In South Africa, before you ask for anything from a bank teller, security guard, receptionist, or store clerk, etc., you must first greet them by saying "Hi, how are you?" If you don't, they will put you in your place. Being the American that I am, initially, I would always ask them for what I wanted without greeting them properly, which was like treating them as an answering machine and not a person. You would think that almost two months later, I would have completely broken my bad habits...but I haven’t. I am getting much better though. One day at the mall, I went up to a security guard and greeted him properly, with a "hi, how are you?" He replied "Sharp," which always sounds like "shop" to me, so I asked again "how are you?" and he said, "sharp". I know that "sharp" has several meanings here; some being, "I'm good, cool, or goodbye," but in that moment, that knowledge completely escaped me, and I had to quickly remember that I was in South Africa. It's funny how one can slip back in to your own world of habits and norms, and lose sight of where you are in that moment. I hope that I can bring all the good things I am learning from South African culture, back to the States, and maybe impress this culture into our cultural norms.

In SA, I live somewhere with palm trees right outside of my bedroom window. It is honestly like a dream world, after spending my whole life in the extreme cold and then hot/humid Chi-town weather, coming to this warm and dry place. I cannot wait for this Christmas; maybe Santa will come in on his flying Surfboard instead. 

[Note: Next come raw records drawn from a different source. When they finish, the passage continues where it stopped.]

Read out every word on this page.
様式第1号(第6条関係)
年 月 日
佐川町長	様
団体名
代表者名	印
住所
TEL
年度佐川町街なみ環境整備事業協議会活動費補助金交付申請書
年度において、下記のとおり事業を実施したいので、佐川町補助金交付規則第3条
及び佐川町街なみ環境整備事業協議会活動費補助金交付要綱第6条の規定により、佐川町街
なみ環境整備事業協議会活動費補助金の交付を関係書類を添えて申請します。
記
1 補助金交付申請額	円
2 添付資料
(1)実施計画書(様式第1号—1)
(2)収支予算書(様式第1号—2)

My Snapchat: Be_Wanderlust
Sandton has started decorating!

I had the opportunity to visit University of the Witwatersrand with Jade. I went into work really early, so I could leave an hour early, to go see Jade's campus before she had classes. She has already finished her honours, and now she is just taking extra classes. She will start her Master's program next year. 


My visit at Wits!
Here they refer to a gas station as a "garage.” 
Taxes are included in the advertised prices here. They call it VAT (value added tax).
My ears have finally adjusted to the constant changes in altitude when I'm in the car.

Hilly Jozi
Pretoria is hilly too

I hate bargaining with the merchants here. They charge like $20 for things that would cost much more in the States. Most people negotiate with them, because in their eyes, R200($20) seems unreasonable. They live such modest lives. I feel like I'm stealing from them.

I asked my driver why a lot of Uber drivers don't get out and open the door for us (because I pay them a lot, so I expect them to), and he said it's because when they get out to open the door for us, people will jump in and steal the car. 

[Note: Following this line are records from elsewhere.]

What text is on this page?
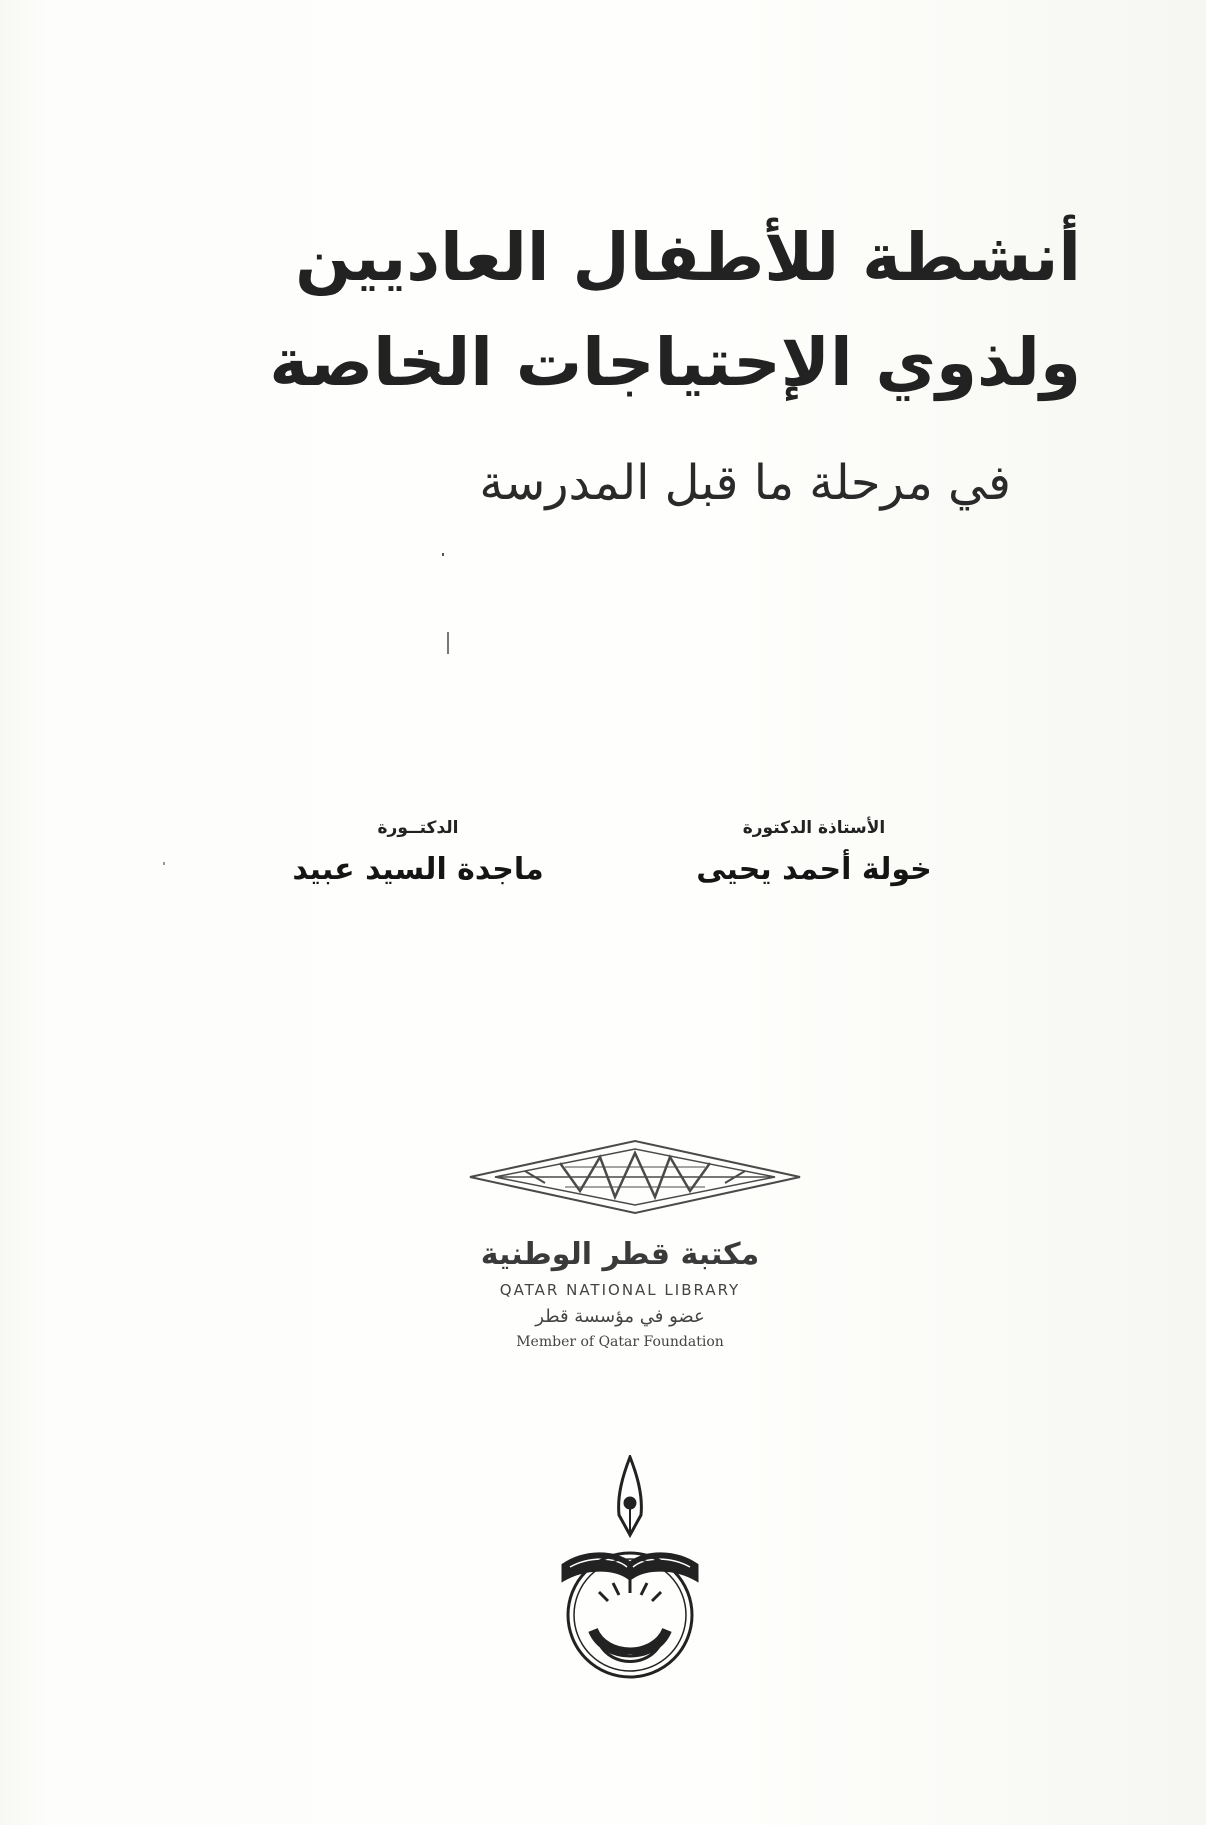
أنشطة للأطفال العاديين
ولذوي الإحتياجات الخاصة
في مرحلة ما قبل المدرسة
الأستاذة الدكتورة
خولة أحمد يحيى
الدكتــورة
ماجدة السيد عبيد
مكتبة قطر الوطنية
QATAR NATIONAL LIBRARY
عضو في مؤسسة قطر
Member of Qatar Foundation
دار المسيرة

There are no computers in the police stations here (My dad is a cop, and there are computers everywhere at his job, so this is very strange to me). 

I went to the gym with Lucy. She has a trainer, so we had a VERY INTENSE workout. I haven’t seen sweat on my forehead in a while, and I almost fainted at the sight of it. When people tell me have told me that they did a workout, and it almost made them vomit, I would I think they were just being dramatic. Readers, let me tell you from experience, you CAN workout to the point of throwing up. The next day I was so sore I could barely move my arms.